Spurred forward by these results, the Company moved to lock up all the property with prospects along the Longford-Down Massif. The company now holds exploration licences covering approximately 1,500 square kilometres of ground.
The Company is investigating several priority zones along the Massif and the company is intersecting rock yielding high gold grades over potentially mineable widths. The company believes that further work in these regions could yield several multi-million ounce gold deposits.
The Company’s initial delineation drilling has establishes and inferred resource totalling about 500,000 ounces of gold at Tullybuck-Lisglassan, Clontibret. This is encouraging, as drilling has tested just a small part of the larger Clontibret target, with comparable exploration potential.
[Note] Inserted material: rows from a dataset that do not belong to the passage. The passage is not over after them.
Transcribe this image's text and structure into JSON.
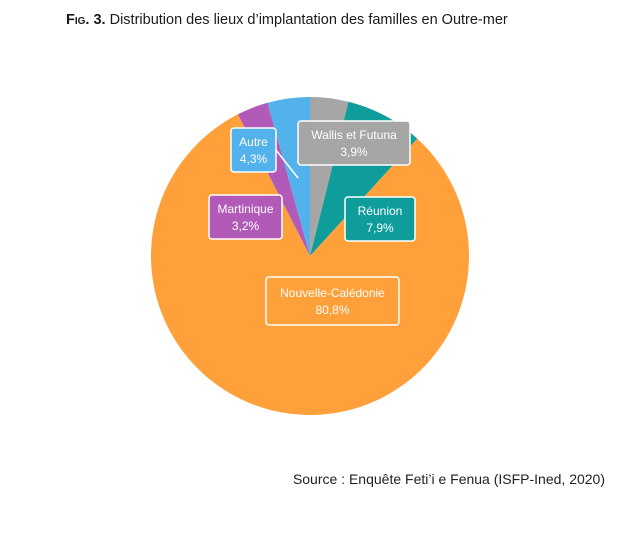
{
  "figure": {
    "label": "Fig. 3.",
    "title": "Distribution des lieux d’implantation des familles en Outre-mer",
    "source": "Source : Enquête Feti’i e Fenua (ISFP-Ined, 2020)"
  },
  "chart_data": {
    "type": "pie",
    "title": "Distribution des lieux d’implantation des familles en Outre-mer",
    "start": "12 o'clock",
    "direction": "clockwise",
    "slices": [
      {
        "name": "Wallis et Futuna",
        "value": 3.9,
        "label": "3,9%",
        "color": "#a6a6a6"
      },
      {
        "name": "Réunion",
        "value": 7.9,
        "label": "7,9%",
        "color": "#0e9d9b"
      },
      {
        "name": "Nouvelle-Calédonie",
        "value": 80.8,
        "label": "80,8%",
        "color": "#ffa03a"
      },
      {
        "name": "Martinique",
        "value": 3.2,
        "label": "3,2%",
        "color": "#b25ab8"
      },
      {
        "name": "Autre",
        "value": 4.3,
        "label": "4,3%",
        "color": "#53b2ec"
      }
    ]
  }
}
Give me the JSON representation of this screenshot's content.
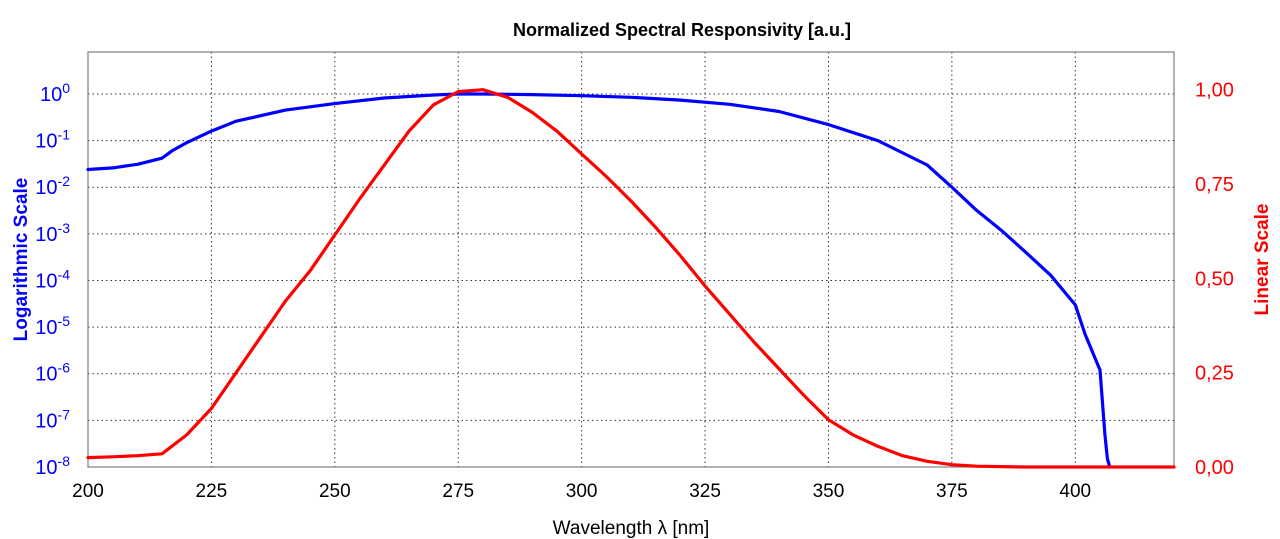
{
  "chart_data": {
    "type": "line",
    "title": "Normalized Spectral Responsivity [a.u.]",
    "xlabel": "Wavelength λ [nm]",
    "ylabel_left": "Logarithmic Scale",
    "ylabel_right": "Linear Scale",
    "xlim": [
      200,
      420
    ],
    "x_ticks": [
      "200",
      "225",
      "250",
      "275",
      "300",
      "325",
      "350",
      "375",
      "400"
    ],
    "x_tick_values": [
      200,
      225,
      250,
      275,
      300,
      325,
      350,
      375,
      400
    ],
    "ylim_left_log10": [
      -8,
      0.9
    ],
    "y_ticks_left": [
      {
        "base": "10",
        "exp": "0",
        "value": 1
      },
      {
        "base": "10",
        "exp": "-1",
        "value": 0.1
      },
      {
        "base": "10",
        "exp": "-2",
        "value": 0.01
      },
      {
        "base": "10",
        "exp": "-3",
        "value": 0.001
      },
      {
        "base": "10",
        "exp": "-4",
        "value": 0.0001
      },
      {
        "base": "10",
        "exp": "-5",
        "value": 1e-05
      },
      {
        "base": "10",
        "exp": "-6",
        "value": 1e-06
      },
      {
        "base": "10",
        "exp": "-7",
        "value": 1e-07
      },
      {
        "base": "10",
        "exp": "-8",
        "value": 1e-08
      }
    ],
    "ylim_right": [
      0,
      1.1
    ],
    "y_ticks_right": [
      {
        "label": "1,00",
        "value": 1.0
      },
      {
        "label": "0,75",
        "value": 0.75
      },
      {
        "label": "0,50",
        "value": 0.5
      },
      {
        "label": "0,25",
        "value": 0.25
      },
      {
        "label": "0,00",
        "value": 0.0
      }
    ],
    "grid": true,
    "series": [
      {
        "axis": "left",
        "scale": "log",
        "color": "#0000ff",
        "x": [
          200,
          205,
          210,
          215,
          217,
          220,
          225,
          230,
          240,
          250,
          260,
          270,
          275,
          280,
          290,
          300,
          310,
          320,
          330,
          340,
          350,
          360,
          370,
          375,
          380,
          385,
          390,
          395,
          400,
          402,
          405,
          406,
          406.5,
          407
        ],
        "y": [
          0.024,
          0.026,
          0.031,
          0.042,
          0.06,
          0.09,
          0.16,
          0.26,
          0.45,
          0.62,
          0.82,
          0.95,
          1.0,
          1.0,
          0.97,
          0.92,
          0.85,
          0.74,
          0.6,
          0.42,
          0.22,
          0.1,
          0.03,
          0.01,
          0.0032,
          0.0012,
          0.0004,
          0.00013,
          3e-05,
          7e-06,
          1.2e-06,
          5e-08,
          1.5e-08,
          1e-08
        ]
      },
      {
        "axis": "right",
        "scale": "linear",
        "color": "#ff0000",
        "x": [
          200,
          205,
          210,
          215,
          220,
          225,
          230,
          235,
          240,
          245,
          250,
          255,
          260,
          265,
          270,
          275,
          280,
          285,
          290,
          295,
          300,
          305,
          310,
          315,
          320,
          325,
          330,
          335,
          340,
          345,
          350,
          355,
          360,
          365,
          370,
          375,
          380,
          385,
          390,
          420
        ],
        "y": [
          0.025,
          0.027,
          0.03,
          0.035,
          0.085,
          0.155,
          0.25,
          0.345,
          0.44,
          0.52,
          0.615,
          0.71,
          0.8,
          0.89,
          0.96,
          0.995,
          1.0,
          0.98,
          0.94,
          0.89,
          0.83,
          0.77,
          0.705,
          0.635,
          0.56,
          0.48,
          0.405,
          0.33,
          0.26,
          0.19,
          0.125,
          0.085,
          0.055,
          0.03,
          0.015,
          0.006,
          0.002,
          0.001,
          0.0,
          0.0
        ]
      }
    ]
  },
  "colors": {
    "log_axis": "#0000ff",
    "linear_axis": "#ff0000",
    "grid": "#333333",
    "frame": "#7f7f7f"
  }
}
Conroy Diamonds and Gold offers investors an opportunity to participate in the exploration and development of its newly discovered Irish gold province.
The Company began pursuing gold in the Clontibret area in the mid-1990s, based on historical information on the presence of gold in an old antimony mine in the area. The occurrence of gold with stibnite was first recognised in the 1950s. At an early stage the company recognised the wider gold potential of the entire Longford-Down Massif in north-central Ireland in which Clontibret is located.
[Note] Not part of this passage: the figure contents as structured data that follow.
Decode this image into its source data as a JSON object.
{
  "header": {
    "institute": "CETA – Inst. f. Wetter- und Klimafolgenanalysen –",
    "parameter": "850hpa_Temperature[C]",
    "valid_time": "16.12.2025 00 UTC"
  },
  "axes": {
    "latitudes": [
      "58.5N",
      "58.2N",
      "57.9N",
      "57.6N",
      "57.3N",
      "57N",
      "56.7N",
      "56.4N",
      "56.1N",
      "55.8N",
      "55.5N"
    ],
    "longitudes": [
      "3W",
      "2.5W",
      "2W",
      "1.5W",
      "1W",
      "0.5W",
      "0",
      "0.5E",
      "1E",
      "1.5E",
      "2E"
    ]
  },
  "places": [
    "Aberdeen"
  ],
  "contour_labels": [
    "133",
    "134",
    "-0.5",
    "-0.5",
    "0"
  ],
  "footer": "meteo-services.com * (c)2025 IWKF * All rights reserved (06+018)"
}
The Company’s exploration programmes over the past decade have been producing gold finds along more than fifty kilometres of the 115 kilometre, northeasterly-trending Longford-Down Massif. The company has demonstrated the potential of the structure through a combination of soil geochemistry and geophysics, as well as drilling and trenching to obtain samples. Several resulting gold anomalies now require further evaluation.
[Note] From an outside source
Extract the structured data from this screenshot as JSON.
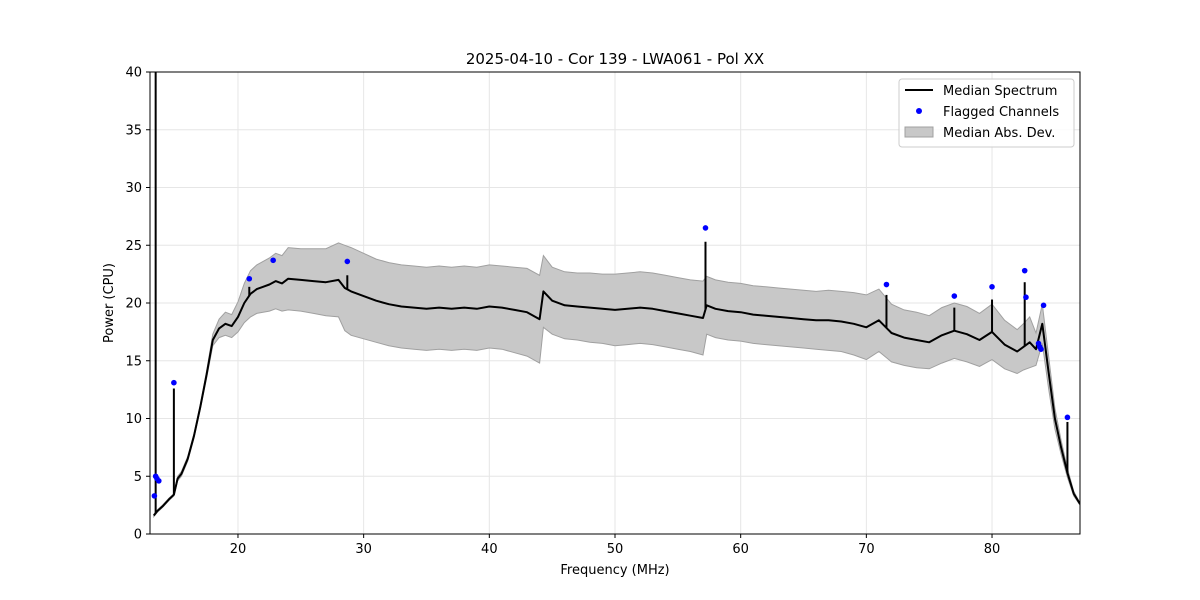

Unlike many gold explores, Conroy did not suspend its exploration programmes in the late 1990s, choosing instead to press on with its work on the Longford-Down Massif in anticipation of a new bull market. This put the company’s programme ahead of that of many of its peers.
The price of gold rose above US$600 per ounce last autumn and despite recent falls is still over US$650. The outlook remains buoyant despite a doubling in price over the past five years.
Professor Richard Conroy
Chairman
The Company acquired gold prospects in Finland’s Central Lapland Greenstone Belt last year for €1m, and the purchase price included an extensive exploration database. The company’s first explorations in the area produced anomalies of gold and nickel that warrant further work.
The principal officers of Conroy previously ran Conroy Petroleum and Natural Resources, which later became ARCON International Resources. It discovered and developed a base metal deposit at Galmoy, which is now a major producer of zinc. The company was also part of consortium that discovered the Pogo gold deposit in Alaska, which Teck Cominco Ltd subsequently developed.